Nuevas observaciones descartan impacto del asteroide 2024 YR4 contra la Luna
El asteroide 2024 YR4, que en su momento fue considerado uno de los objetos espaciales con mayor riesgo potencial para la Tierra, ya no representa una amenaza significativa para nuestro planeta ni para la Luna, según nuevas observaciones astronómicas.
La roca espacial fue descubierta a finales de 2024 y, en un primer momento, los científicos estimaron que existía hasta un 3,1 % de probabilidades de que impactara la Tierra el 22 de diciembre de 2032. Sin embargo, posteriores observaciones con telescopios terrestres y espaciales permitieron descartar ese escenario.
Meses después surgió una nueva preocupación cuando los cálculos indicaron una probabilidad del 4,3 % de que el asteroide pudiera colisionar con la Luna. Aunque ese evento no representaría un peligro directo para la Tierra, sí podría afectar a astronautas, infraestructura lunar o incluso satélites que orbitan el planeta.
Para aclarar la trayectoria del objeto, los astrónomos Andy Rivkin, del Laboratorio de Física Aplicada de la Universidad Johns Hopkins, y Julien de Wit, del Instituto Tecnológico de Massachusetts, solicitaron utilizar el Telescopio Espacial James Webb, uno de los observatorios más avanzados del mundo.
Las observaciones realizadas el 18 y 26 de febrero permitieron calcular con mayor precisión la trayectoria del asteroide. Los nuevos datos indican que 2024 YR4 pasará a unos 22.900 kilómetros de la Luna, descartando así un impacto.
Un desafío técnico para los astrónomos
Detectar el asteroide no fue una tarea sencilla. Con un diámetro aproximado de 60 metros —similar al tamaño de un edificio— el objeto era extremadamente tenue y se encontraba a millones de kilómetros del telescopio.
Según los investigadores, observarlo fue comparable a intentar identificar una partícula de polvo frente a un fondo de estrellas brillantes.

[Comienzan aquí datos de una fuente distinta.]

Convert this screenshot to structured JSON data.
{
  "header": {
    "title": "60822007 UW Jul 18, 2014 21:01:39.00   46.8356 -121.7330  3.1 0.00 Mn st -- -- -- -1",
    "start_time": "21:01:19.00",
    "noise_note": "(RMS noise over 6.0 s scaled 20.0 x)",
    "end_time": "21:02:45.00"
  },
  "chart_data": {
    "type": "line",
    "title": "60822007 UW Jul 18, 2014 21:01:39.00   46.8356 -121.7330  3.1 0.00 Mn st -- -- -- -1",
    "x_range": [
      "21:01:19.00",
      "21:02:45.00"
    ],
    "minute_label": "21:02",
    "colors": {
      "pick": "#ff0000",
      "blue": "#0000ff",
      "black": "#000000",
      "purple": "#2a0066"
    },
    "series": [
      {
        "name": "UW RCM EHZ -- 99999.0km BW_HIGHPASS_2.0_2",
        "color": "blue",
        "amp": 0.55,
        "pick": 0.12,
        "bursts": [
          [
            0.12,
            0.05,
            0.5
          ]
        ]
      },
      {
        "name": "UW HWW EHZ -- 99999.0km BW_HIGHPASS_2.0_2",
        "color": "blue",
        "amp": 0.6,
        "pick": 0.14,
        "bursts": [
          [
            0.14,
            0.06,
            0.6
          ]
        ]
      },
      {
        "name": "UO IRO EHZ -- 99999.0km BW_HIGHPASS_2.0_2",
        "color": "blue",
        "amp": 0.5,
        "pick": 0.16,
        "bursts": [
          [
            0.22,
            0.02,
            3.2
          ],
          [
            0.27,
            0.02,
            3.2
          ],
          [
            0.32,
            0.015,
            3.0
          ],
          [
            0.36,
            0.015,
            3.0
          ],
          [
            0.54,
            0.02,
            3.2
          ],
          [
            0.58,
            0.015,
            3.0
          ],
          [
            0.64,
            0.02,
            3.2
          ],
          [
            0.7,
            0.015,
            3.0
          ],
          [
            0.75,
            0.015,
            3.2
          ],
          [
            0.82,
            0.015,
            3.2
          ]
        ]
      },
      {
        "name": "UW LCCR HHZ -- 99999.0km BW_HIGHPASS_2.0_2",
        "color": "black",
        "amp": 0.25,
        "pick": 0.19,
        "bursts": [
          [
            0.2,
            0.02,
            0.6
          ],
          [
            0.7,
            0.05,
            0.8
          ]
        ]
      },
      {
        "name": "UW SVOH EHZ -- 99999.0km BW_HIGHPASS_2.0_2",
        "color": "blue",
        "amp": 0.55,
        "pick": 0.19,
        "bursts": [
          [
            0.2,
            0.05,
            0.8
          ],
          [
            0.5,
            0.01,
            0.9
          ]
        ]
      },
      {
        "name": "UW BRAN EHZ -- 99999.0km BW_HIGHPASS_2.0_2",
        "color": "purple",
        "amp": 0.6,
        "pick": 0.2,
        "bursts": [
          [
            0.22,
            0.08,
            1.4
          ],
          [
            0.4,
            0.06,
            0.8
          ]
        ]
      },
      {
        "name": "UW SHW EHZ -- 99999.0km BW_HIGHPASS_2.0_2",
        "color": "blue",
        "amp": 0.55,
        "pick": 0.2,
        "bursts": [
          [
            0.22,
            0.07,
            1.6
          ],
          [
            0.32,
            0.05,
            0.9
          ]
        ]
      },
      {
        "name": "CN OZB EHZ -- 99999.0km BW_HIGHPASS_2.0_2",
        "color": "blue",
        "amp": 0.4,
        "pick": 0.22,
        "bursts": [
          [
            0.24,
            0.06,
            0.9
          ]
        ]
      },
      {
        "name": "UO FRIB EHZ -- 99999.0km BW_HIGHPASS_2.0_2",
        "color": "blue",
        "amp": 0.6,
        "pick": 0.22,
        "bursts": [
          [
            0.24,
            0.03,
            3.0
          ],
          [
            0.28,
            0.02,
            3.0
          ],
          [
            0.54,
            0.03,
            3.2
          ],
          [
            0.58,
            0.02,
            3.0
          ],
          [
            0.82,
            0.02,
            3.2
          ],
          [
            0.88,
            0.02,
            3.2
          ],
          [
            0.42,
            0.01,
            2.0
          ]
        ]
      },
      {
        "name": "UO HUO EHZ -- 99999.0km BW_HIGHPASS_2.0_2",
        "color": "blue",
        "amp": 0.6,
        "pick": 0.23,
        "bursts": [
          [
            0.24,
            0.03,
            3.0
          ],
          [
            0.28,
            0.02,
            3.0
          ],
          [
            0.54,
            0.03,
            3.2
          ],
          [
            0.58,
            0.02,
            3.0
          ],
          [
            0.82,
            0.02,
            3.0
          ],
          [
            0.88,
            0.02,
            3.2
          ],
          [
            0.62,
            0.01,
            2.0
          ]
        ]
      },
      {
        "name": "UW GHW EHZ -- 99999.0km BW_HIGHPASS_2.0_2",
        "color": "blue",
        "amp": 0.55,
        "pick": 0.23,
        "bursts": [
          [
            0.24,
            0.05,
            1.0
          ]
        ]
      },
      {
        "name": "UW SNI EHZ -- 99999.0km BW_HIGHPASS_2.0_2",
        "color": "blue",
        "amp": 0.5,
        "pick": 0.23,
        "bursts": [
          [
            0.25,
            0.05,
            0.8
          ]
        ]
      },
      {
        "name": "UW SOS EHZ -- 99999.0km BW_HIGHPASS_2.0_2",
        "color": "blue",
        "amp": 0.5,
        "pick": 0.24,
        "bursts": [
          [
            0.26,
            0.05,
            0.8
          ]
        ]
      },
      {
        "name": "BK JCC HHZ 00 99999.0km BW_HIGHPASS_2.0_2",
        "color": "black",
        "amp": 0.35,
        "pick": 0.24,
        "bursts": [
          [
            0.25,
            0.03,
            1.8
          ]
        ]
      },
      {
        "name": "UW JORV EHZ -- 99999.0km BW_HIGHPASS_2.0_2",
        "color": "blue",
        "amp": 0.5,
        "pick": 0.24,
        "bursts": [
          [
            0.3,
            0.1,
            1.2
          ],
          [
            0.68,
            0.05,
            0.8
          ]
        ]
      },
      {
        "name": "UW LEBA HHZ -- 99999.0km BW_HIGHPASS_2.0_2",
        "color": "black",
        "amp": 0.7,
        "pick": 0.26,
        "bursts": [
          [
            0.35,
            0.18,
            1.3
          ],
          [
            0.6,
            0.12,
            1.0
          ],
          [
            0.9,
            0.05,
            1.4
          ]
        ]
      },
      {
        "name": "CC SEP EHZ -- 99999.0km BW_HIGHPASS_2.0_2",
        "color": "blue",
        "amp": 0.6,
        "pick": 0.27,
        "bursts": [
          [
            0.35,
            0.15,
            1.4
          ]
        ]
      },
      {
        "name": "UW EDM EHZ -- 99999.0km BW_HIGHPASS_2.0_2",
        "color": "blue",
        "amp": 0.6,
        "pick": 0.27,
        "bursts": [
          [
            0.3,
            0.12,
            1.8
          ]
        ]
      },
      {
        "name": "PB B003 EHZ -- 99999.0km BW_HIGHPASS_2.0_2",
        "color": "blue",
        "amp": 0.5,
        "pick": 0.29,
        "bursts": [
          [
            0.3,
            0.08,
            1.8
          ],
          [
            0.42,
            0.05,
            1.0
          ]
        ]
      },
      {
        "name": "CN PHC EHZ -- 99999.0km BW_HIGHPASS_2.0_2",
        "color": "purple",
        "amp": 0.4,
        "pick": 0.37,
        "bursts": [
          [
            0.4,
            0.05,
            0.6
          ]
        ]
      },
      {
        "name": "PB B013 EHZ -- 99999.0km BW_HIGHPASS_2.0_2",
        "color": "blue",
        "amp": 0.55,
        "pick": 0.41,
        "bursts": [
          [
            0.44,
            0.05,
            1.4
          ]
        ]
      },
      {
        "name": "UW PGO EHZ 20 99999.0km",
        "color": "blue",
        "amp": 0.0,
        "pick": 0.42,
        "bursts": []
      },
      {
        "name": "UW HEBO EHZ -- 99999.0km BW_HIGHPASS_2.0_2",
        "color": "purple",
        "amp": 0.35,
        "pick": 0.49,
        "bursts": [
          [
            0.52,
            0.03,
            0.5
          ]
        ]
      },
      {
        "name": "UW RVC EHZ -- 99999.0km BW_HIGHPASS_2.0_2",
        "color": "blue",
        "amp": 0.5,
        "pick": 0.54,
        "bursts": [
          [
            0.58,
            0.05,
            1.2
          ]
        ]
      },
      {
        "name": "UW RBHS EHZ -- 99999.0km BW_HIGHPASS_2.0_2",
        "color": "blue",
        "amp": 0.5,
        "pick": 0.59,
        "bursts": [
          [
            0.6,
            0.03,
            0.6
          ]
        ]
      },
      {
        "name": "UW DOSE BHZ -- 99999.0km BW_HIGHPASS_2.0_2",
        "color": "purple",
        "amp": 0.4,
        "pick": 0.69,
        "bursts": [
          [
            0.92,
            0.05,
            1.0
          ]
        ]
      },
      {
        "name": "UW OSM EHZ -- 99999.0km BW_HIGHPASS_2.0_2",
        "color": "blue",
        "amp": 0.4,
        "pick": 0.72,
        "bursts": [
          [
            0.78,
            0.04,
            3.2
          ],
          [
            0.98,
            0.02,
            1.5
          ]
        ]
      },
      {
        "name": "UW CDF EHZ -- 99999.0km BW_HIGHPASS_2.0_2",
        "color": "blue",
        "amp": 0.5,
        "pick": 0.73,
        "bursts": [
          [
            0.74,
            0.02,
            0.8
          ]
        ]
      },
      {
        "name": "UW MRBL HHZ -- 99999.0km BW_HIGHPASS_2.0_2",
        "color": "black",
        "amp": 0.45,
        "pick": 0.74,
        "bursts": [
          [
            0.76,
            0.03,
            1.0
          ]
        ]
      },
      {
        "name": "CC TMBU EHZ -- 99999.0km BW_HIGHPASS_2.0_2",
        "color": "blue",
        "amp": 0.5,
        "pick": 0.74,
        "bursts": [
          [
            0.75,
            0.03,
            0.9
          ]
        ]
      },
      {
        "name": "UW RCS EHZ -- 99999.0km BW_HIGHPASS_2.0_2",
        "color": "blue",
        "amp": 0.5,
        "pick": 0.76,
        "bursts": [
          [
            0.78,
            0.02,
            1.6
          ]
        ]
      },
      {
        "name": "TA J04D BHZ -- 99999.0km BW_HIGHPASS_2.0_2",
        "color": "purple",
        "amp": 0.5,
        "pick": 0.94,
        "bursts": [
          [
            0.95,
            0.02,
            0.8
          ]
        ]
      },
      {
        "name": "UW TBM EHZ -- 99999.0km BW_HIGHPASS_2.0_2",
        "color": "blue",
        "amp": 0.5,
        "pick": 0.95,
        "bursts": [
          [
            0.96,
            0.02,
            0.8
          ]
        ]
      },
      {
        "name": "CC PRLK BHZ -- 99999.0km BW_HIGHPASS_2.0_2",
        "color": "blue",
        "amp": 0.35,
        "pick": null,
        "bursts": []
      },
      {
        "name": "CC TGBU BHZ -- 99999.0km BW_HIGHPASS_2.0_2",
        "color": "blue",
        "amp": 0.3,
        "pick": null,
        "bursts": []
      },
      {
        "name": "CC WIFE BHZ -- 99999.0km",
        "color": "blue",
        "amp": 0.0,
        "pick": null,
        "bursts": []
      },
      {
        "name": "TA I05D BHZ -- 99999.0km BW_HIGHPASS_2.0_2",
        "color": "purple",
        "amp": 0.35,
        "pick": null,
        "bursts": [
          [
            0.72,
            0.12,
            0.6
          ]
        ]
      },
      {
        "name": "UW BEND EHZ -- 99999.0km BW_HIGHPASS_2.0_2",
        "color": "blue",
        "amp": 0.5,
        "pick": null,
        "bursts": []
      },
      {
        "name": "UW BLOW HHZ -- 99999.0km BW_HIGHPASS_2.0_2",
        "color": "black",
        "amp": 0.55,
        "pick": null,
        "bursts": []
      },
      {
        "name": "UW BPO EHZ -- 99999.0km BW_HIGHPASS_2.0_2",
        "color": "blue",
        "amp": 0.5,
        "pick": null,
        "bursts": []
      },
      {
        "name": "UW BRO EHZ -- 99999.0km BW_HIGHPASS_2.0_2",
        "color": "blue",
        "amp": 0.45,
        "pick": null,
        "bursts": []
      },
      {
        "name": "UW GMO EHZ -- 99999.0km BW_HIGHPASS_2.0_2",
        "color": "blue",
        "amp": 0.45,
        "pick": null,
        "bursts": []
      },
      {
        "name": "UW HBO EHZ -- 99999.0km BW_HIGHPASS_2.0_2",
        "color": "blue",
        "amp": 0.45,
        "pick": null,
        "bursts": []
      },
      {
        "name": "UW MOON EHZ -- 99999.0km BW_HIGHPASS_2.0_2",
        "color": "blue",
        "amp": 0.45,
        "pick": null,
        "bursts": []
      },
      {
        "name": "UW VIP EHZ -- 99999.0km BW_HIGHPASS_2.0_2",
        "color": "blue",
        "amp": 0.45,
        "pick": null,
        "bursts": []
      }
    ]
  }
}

Para lograrlo, el equipo desarrolló nuevas técnicas utilizando la Cámara de Infrarrojo Cercano del telescopio, un instrumento diseñado principalmente para estudiar galaxias lejanas y exoplanetas.
Las exposiciones cuidadosamente programadas permitieron registrar al asteroide, que es cerca de 4.000 millones de veces más tenue de lo que el ojo humano puede percibir.
Las observaciones se realizaron en dos ventanas de tiempo de aproximadamente cinco horas, identificadas por el científico Artem Burdanov, también investigador del MIT.
Avances para la defensa planetaria
Los datos obtenidos no solo permitieron descartar el impacto lunar, sino que también demostraron nuevas capacidades del telescopio para rastrear objetos pequeños y en rápido movimiento dentro del sistema solar.
Los investigadores señalaron que las técnicas desarrolladas durante esta observación podrían resultar útiles en futuras iniciativas de defensa planetaria si se detecta otro objeto potencialmente peligroso.
Aunque algunos científicos esperaban poder estudiar un evento poco común como el impacto de un asteroide en la Luna, la confirmación de que no ocurrirá representa un avance en la capacidad de la ciencia para anticipar y monitorear posibles amenazas espaciales.